Une autre stratégie qui me semble plus difficile, plus couteuse et plus nocif à l’environnement est de cibler les adultes en déplacements pour les empêcher de pondre ou de se nourrir par des pulvérisations aériennes ou terrestres. Il s’agira ici de suivre un essaim depuis son envol le matin (aux environs de 9h) jusqu’à sa pause au crépuscule (aux environs de19h), le géo localisé et avertir les équipes de traitements pour une intervention immédiate pour empêcher les femelles gravides de pondre et plus tard jusqu’à 9h pour empêcher les imagos de redécoller s’il s’agit d’essaim immature.

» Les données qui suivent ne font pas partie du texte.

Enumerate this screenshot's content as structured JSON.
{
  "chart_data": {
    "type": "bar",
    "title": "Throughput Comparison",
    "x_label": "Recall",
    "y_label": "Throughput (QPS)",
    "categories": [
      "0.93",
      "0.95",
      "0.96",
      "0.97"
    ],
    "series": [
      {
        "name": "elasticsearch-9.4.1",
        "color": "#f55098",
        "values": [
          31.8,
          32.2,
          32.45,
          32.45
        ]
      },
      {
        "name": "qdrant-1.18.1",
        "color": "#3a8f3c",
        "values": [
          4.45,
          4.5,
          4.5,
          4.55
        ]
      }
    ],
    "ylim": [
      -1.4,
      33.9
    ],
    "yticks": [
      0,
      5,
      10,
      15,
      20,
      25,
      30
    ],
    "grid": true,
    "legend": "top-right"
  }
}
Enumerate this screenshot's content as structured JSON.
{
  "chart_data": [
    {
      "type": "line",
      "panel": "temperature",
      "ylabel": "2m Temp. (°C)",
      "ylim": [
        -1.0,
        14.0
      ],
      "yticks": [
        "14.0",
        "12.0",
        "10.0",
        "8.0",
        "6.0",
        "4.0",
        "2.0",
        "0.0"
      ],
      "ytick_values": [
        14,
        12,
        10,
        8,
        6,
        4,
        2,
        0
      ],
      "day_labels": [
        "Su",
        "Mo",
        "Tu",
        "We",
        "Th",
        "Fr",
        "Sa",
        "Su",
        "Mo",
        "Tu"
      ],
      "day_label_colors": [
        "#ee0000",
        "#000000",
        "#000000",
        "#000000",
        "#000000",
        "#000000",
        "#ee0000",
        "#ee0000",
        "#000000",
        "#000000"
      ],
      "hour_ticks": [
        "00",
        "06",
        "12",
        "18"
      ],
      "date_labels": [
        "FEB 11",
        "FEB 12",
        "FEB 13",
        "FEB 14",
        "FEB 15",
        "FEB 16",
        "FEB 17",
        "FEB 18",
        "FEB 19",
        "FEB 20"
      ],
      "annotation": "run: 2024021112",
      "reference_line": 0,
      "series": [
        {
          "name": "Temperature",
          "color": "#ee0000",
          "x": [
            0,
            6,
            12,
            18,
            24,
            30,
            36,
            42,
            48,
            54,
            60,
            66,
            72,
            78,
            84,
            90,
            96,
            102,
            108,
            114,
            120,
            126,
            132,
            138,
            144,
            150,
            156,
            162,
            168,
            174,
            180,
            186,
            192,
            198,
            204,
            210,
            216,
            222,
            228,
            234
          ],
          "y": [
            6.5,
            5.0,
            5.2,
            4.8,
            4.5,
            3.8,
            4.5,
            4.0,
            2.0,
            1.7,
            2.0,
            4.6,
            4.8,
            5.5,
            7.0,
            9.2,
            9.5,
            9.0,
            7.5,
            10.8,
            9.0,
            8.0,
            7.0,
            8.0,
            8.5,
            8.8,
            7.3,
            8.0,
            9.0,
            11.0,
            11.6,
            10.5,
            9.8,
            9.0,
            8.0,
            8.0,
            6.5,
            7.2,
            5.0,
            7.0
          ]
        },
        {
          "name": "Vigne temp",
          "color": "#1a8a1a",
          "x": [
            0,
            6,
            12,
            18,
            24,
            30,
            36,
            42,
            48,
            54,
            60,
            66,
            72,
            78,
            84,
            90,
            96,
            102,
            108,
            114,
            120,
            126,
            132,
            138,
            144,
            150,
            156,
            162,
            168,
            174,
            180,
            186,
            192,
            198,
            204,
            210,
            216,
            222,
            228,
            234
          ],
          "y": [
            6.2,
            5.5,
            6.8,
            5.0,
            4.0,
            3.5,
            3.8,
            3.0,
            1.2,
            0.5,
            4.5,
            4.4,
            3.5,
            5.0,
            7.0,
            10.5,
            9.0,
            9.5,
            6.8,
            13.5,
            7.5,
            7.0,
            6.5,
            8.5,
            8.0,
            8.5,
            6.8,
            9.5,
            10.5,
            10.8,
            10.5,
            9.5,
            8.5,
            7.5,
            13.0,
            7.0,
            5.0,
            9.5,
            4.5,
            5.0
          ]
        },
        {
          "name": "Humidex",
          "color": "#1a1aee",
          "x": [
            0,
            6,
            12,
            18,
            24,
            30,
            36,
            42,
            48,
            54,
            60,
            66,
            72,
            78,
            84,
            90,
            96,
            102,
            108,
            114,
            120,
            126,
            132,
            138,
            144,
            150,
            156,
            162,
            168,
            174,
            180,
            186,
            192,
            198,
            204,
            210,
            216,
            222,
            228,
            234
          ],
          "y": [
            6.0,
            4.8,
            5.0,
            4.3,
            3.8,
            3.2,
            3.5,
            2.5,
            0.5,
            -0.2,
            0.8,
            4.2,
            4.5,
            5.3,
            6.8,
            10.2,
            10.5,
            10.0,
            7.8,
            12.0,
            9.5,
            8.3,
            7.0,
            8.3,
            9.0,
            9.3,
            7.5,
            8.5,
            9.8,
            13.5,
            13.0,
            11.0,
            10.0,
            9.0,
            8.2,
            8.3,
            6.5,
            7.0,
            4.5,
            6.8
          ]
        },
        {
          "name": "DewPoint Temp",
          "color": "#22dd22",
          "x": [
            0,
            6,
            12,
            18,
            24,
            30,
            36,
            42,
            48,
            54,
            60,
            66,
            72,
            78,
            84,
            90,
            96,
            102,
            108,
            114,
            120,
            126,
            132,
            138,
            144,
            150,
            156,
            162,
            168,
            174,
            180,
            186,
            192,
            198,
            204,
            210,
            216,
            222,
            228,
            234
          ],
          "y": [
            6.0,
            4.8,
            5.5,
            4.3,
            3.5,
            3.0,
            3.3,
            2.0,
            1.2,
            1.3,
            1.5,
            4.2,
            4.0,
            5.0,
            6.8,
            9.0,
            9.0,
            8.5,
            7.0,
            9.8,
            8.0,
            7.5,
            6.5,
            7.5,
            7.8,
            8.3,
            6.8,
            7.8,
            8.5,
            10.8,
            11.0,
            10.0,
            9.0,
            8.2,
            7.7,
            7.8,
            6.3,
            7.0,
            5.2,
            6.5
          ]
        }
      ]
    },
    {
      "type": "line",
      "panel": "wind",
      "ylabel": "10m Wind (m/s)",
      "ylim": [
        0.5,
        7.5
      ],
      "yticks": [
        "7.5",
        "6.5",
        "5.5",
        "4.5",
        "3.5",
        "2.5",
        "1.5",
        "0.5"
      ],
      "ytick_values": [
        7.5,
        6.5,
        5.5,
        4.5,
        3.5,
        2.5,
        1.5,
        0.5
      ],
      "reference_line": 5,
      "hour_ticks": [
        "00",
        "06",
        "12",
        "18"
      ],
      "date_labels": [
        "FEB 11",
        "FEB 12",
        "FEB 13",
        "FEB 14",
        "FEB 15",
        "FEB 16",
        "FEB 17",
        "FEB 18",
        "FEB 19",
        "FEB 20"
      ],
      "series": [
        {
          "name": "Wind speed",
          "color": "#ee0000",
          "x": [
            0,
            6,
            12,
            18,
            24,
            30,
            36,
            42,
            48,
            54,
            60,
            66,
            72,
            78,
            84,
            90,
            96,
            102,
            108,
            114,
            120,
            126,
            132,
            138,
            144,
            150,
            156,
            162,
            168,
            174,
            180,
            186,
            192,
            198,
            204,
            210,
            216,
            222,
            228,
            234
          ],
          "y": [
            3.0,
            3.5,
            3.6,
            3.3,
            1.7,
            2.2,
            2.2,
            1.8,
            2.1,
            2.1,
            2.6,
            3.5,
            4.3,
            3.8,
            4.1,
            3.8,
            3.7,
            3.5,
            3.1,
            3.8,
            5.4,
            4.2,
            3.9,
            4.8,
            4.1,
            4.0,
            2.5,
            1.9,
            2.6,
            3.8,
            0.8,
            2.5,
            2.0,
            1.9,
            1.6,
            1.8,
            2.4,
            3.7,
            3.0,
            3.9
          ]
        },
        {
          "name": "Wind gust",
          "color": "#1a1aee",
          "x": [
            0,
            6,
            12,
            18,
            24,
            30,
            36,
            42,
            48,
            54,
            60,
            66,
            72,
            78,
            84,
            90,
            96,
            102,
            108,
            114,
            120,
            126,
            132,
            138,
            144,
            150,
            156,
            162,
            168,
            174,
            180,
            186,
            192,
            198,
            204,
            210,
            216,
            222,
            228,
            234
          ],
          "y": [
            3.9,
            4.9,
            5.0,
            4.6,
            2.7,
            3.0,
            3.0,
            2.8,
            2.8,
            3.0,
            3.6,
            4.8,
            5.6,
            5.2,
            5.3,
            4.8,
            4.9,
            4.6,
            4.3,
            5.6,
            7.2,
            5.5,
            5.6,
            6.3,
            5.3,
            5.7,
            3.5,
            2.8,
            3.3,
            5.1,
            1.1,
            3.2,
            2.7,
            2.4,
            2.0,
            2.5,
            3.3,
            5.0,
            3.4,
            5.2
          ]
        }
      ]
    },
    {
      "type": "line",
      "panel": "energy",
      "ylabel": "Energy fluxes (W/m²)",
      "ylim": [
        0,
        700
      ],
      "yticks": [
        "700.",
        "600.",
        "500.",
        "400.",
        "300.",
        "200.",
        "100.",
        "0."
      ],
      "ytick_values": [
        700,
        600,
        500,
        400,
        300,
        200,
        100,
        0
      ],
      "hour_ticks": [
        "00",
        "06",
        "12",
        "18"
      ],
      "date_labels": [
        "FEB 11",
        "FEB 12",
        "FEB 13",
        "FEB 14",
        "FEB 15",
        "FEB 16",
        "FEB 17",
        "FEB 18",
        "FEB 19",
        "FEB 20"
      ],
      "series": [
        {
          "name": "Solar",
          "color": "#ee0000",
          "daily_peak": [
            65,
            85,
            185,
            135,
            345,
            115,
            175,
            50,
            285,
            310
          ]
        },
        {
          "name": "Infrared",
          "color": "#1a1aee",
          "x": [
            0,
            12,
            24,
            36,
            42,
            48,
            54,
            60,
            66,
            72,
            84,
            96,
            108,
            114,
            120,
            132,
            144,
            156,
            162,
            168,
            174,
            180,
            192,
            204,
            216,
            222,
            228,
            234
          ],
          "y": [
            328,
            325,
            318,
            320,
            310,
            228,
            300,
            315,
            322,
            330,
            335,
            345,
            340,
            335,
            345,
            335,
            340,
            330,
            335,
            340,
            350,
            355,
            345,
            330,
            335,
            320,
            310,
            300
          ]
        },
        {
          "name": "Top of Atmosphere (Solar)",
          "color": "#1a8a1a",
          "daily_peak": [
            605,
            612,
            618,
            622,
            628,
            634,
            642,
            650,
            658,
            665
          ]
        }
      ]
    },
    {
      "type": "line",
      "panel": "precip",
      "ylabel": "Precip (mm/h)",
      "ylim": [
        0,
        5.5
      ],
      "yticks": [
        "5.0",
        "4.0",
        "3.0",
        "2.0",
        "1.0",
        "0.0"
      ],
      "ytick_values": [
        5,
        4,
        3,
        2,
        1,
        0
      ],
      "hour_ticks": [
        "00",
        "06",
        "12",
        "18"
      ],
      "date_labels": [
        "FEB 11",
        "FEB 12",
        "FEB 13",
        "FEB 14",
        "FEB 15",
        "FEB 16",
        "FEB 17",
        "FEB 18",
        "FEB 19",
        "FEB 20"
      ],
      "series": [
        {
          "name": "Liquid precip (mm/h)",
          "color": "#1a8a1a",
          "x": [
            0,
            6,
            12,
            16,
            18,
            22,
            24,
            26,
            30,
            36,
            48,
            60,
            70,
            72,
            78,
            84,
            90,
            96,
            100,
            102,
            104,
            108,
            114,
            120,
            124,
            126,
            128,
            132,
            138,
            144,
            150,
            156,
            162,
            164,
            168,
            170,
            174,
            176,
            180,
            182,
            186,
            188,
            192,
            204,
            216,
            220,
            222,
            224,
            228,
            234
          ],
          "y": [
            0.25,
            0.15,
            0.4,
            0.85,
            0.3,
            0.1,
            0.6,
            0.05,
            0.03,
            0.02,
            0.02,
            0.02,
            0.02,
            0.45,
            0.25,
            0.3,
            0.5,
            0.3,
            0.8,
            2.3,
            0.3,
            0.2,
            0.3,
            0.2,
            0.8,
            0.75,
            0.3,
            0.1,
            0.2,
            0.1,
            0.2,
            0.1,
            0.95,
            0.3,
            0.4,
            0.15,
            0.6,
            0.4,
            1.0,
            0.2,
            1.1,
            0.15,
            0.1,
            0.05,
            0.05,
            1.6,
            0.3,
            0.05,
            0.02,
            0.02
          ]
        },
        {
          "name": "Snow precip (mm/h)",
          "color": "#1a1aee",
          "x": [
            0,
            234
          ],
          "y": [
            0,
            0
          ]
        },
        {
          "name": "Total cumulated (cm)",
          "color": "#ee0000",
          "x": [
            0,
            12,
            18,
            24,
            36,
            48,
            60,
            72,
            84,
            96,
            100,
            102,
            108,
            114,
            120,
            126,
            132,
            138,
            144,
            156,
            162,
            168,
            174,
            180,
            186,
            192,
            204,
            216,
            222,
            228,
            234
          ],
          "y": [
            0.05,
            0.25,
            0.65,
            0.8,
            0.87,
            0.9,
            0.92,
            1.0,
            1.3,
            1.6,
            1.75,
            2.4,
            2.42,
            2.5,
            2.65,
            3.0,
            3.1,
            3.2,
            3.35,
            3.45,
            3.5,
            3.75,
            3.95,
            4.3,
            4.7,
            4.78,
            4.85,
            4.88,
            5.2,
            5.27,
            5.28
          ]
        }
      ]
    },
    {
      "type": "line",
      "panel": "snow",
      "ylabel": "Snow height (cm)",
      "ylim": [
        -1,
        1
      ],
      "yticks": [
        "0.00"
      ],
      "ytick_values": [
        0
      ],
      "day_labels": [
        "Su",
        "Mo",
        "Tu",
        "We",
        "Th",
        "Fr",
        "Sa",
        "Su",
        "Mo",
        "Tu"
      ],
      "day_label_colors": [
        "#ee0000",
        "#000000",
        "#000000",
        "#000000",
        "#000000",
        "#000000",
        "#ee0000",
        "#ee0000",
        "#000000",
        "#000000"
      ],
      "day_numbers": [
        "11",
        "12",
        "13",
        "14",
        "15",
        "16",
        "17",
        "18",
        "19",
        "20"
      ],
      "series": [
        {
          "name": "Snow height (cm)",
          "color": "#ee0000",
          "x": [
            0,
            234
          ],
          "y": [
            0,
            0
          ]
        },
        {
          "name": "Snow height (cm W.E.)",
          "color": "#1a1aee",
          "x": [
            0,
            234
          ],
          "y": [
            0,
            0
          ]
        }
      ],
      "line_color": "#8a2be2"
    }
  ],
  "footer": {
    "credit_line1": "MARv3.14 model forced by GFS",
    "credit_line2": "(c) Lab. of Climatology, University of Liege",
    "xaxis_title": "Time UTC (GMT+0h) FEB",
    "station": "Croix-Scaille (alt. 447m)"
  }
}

Quelque soit le scénario auquel on pourrait faire face, c’est maintenant qu’il faut prendre toutes les dispositions utiles pour une riposte adéquate et efficace. Les autorités, les décideurs, les techniciens, les populations sont tous interpelés aux risques de voir notre prochaine production agricole et pastorale anéantie par des déprédateurs sans vergogne. Ceci n’est qu’une alerte, à ceux qui ont en charge la question d’en faire l’usage qu’ils en jugeront utile.